Starting in the 1870s, loggers moved illegally onto the Rainy River’s south bank, followed by squatters and settler-colonists. The river served as the major transportation system, increasingly enduring damage to its banks and contamination of its water caused by log runs, as well as pollution from pulp and paper mills upstream. Meanwhile, the Canadian government removed the Rainy River Ojibwe from their traditional lands to reserves on the north side of the river.

One of the early property owners in Koochiching County was Wisconsin native Franz Jevne, who moved to Big Falls in 1908 to open the town’s only law office. Four years later he was elected Koochiching County attorney, a position he held for nearly twenty years. Throughout his career in northern Minnesota, he bought and sold multiple properties, including the river’s southern shoreline along the Long Sault Rapids.

In 1961, the US National Park Service conducted a study of the Rainy River, resulting in a recommendation to preserve the river’s shoreline by establishing a 1,300-acre state park. At that time, however, the most scenic and historically significant land within the proposed park was owned by the family of Franz Jevne, and the family was not interested in selling the property.

The proposal to create a state park along the Rainy River languished without access to the Jevne property, but in 1966 the Jevne family offered to donate their land to the state of Minnesota. The offer came with a stipulation that it should become a park named for Franz Jevne. Although the site was small compared to other parks, the Minnesota legislature and senate approved the proposal in 1967, and Governor Harold LeVander signed the law creating Franz Jevne State Wayside Park. The word “wayside” was removed from the name two years later when the state park system unified its terminology.
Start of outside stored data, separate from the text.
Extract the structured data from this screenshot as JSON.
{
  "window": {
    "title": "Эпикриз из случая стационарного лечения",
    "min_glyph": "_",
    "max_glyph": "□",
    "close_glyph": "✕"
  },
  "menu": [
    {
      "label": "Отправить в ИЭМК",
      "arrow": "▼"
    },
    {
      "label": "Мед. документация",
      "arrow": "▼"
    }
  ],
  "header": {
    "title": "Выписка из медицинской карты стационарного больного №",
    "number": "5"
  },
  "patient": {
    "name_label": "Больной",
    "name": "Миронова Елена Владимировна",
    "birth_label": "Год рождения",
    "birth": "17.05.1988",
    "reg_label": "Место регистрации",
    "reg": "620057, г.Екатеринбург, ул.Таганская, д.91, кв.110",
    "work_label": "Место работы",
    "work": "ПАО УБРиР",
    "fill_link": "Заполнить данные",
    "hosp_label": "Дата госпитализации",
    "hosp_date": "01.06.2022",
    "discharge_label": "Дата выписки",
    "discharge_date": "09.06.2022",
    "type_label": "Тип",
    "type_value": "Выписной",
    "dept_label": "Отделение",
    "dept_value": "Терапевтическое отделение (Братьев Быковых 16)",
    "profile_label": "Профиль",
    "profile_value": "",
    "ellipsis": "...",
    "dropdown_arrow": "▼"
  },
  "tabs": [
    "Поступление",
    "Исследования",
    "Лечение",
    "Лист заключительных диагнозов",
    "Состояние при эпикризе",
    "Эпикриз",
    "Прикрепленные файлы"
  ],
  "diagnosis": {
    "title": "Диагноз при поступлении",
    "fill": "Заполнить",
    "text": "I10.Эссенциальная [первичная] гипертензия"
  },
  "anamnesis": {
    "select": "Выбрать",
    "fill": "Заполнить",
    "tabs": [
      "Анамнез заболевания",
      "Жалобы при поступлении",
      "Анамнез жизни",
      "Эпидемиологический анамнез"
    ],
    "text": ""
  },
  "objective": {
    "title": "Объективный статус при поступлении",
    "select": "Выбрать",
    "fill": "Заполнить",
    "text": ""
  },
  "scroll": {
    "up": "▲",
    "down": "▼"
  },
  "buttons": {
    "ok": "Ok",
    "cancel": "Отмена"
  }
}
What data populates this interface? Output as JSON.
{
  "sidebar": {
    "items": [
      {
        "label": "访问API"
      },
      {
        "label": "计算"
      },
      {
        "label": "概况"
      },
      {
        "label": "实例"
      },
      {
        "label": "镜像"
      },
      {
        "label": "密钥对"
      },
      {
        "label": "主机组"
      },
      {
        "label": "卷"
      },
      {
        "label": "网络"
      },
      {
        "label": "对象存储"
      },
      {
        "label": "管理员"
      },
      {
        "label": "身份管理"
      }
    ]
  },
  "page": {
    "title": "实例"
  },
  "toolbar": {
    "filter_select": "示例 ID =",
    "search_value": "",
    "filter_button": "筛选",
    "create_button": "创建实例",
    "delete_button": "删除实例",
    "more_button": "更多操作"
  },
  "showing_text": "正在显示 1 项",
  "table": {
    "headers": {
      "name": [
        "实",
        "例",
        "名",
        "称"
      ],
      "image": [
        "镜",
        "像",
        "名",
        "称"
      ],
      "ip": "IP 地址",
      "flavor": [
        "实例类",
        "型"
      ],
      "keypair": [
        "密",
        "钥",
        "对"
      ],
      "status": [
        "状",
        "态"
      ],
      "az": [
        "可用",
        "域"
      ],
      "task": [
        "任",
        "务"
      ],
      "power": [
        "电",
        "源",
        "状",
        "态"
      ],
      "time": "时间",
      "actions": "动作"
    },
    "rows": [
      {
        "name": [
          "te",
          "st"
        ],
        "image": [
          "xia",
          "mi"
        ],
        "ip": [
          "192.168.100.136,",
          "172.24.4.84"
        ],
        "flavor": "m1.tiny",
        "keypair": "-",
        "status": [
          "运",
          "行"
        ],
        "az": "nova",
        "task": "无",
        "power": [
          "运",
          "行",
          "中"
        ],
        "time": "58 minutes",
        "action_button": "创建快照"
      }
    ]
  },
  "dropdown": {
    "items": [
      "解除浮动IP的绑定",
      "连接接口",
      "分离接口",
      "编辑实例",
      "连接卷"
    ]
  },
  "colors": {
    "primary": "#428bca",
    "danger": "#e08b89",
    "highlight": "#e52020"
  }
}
In 2015, the Parks and Recreation Division of Minnesota’s Department of Natural Resources established a system-wide recreational plan to guide development for all of the state’s parks and recreation areas. Parks were organized into three categories: destination parks, to offer comprehensive resources and facilities and attract visitors; core parks, to provide well-maintained facilities and basic services; and rustic parks, with limited facilities and self-directed services. A year later, a management plan specific to Franz Jevne State Park outlined recommendations for maintaining a rustic environment that protects the natural and cultural resources of the property.

Franz Jevne State Park offers limited and basic amenities, such as wooden picnic tables, fire rings, vault toilets, unpaved trails, and minimal signage. Most visitors come to fish, to camp in one of the drive-in or walk-in sites, and for hiking and birdwatching.